La mode est aujourd’hui à la minéralité, vaste fourre-tout qui renvoie le vin fruité au cimetière des produits honteux et immoraux. Et avec ce type de vin, le plaisir de boire. Mais Henry Marionnet, assisté de son fils Jean Sébastien, fait heureusement de la résistance et nous régale de vins de soif d’une finesse, d’une pureté de style et d’une digestibilité exemplaires.
Et il travaille sans filet, car rien n’est plus difficile en matière d’élaboration d’un vin que de faire passer dans le vin fini toute la force aromatique du raisin de départ. Sa chance est de cultiver des raisins sur le type de sol qui leur permet d’exprimer sans déperdition le fruité lié à leur patrimoine génétique. Sur les sables solognots, le gamay développe toute la gamme des fruits rouges et noirs ; le sauvignon, celle des agrumes ou des fruits blancs. Et les vignes franches de pied dont il s’est fait une spécialité sont évidemment encore davantage en ligne directe avec les gênes de ces mêmes cépages.
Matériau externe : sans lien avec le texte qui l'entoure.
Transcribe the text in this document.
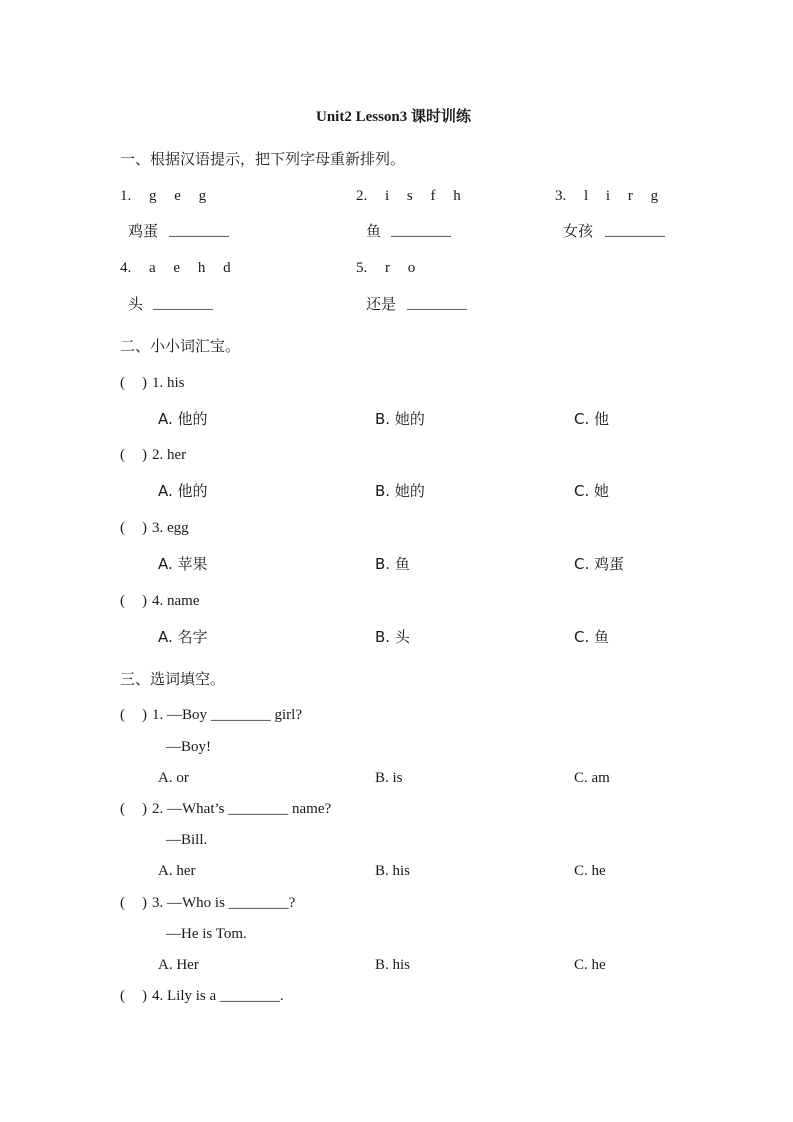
Unit2 Lesson3 课时训练
一、根据汉语提示，把下列字母重新排列。
1. g e g	2. i s f h	3. l i r g
鸡蛋 ________	鱼 ________	女孩 ________
4. a e h d	5. r o
头 ________	还是 ________
二、小小词汇宝。
( ) 1. his
A. 他的	B. 她的	C. 他
( ) 2. her
A. 他的	B. 她的	C. 她
( ) 3. egg
A. 苹果	B. 鱼	C. 鸡蛋
( ) 4. name
A. 名字	B. 头	C. 鱼
三、选词填空。
( ) 1. —Boy ________ girl?
—Boy!
A. or	B. is	C. am
( ) 2. —What’s ________ name?
—Bill.
A. her	B. his	C. he
( ) 3. —Who is ________?
—He is Tom.
A. Her	B. his	C. he
( ) 4. Lily is a ________.
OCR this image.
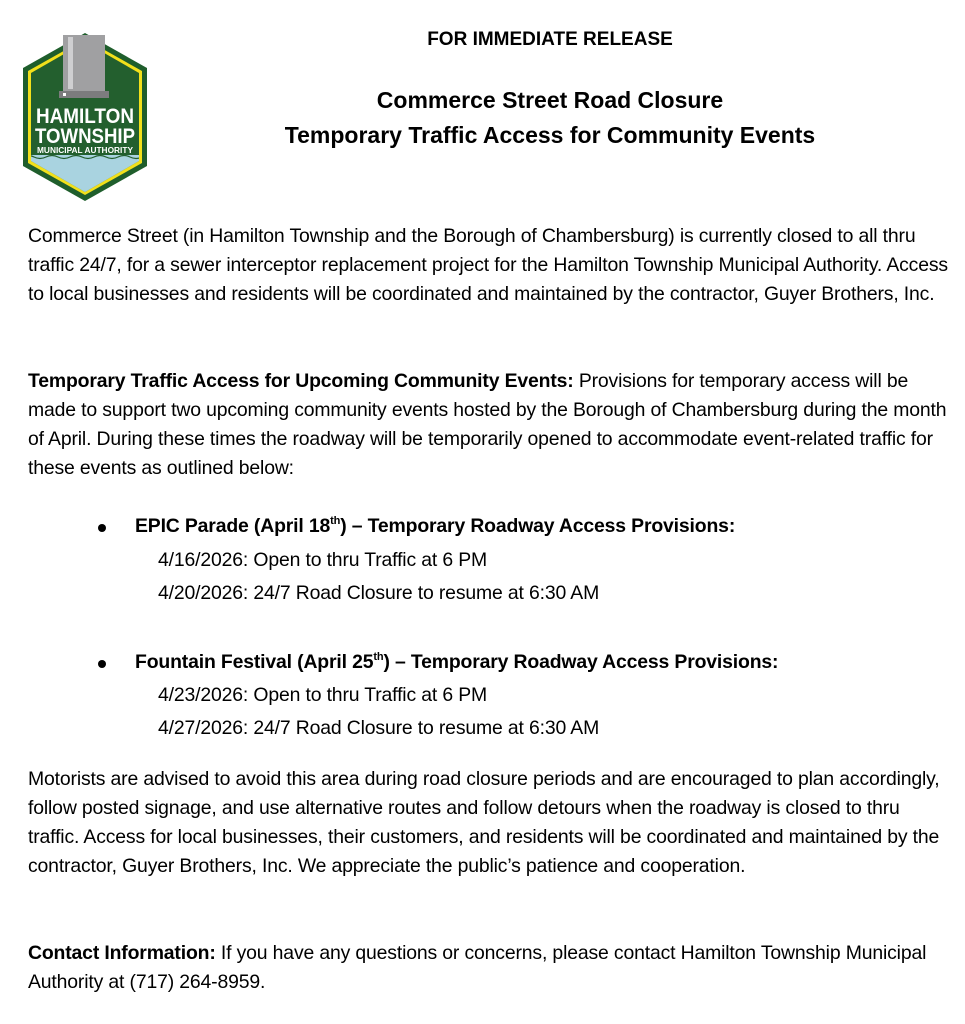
HAMILTON
TOWNSHIP
MUNICIPAL AUTHORITY
FOR IMMEDIATE RELEASE
Commerce Street Road Closure
Temporary Traffic Access for Community Events
Commerce Street (in Hamilton Township and the Borough of Chambersburg) is currently closed to all thru traffic 24/7, for a sewer interceptor replacement project for the Hamilton Township Municipal Authority. Access to local businesses and residents will be coordinated and maintained by the contractor, Guyer Brothers, Inc.
Temporary Traffic Access for Upcoming Community Events: Provisions for temporary access will be made to support two upcoming community events hosted by the Borough of Chambersburg during the month of April. During these times the roadway will be temporarily opened to accommodate event-related traffic for these events as outlined below:
EPIC Parade (April 18th) – Temporary Roadway Access Provisions:
4/16/2026: Open to thru Traffic at 6 PM
4/20/2026: 24/7 Road Closure to resume at 6:30 AM
Fountain Festival (April 25th) – Temporary Roadway Access Provisions:
4/23/2026: Open to thru Traffic at 6 PM
4/27/2026: 24/7 Road Closure to resume at 6:30 AM
Motorists are advised to avoid this area during road closure periods and are encouraged to plan accordingly, follow posted signage, and use alternative routes and follow detours when the roadway is closed to thru traffic. Access for local businesses, their customers, and residents will be coordinated and maintained by the contractor, Guyer Brothers, Inc. We appreciate the public’s patience and cooperation.
Contact Information: If you have any questions or concerns, please contact Hamilton Township Municipal Authority at (717) 264-8959.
Le fait de ne pas ajouter de soufre à la vendange pour être au plus près du fruit initial l’oblige à une discipline de travail que bien des viticulteurs bobo qui adhèrent aux mêmes principes ne peuvent même pas soupçonner et dont ils auraient pourtant bien besoin. Et le romorantin ? Certes, ce n’est pas par son fruit qu’il brille, mais par la tension en bouche liée à son acidité et par une finale saline venue du fond des sables. Ce couple élan-tension, c’est quand même beaucoup plus séduisant que les réductions de vins vendangés en sous-maturité dont trop de gogos s’entichent en les qualifiant de « minéraux ».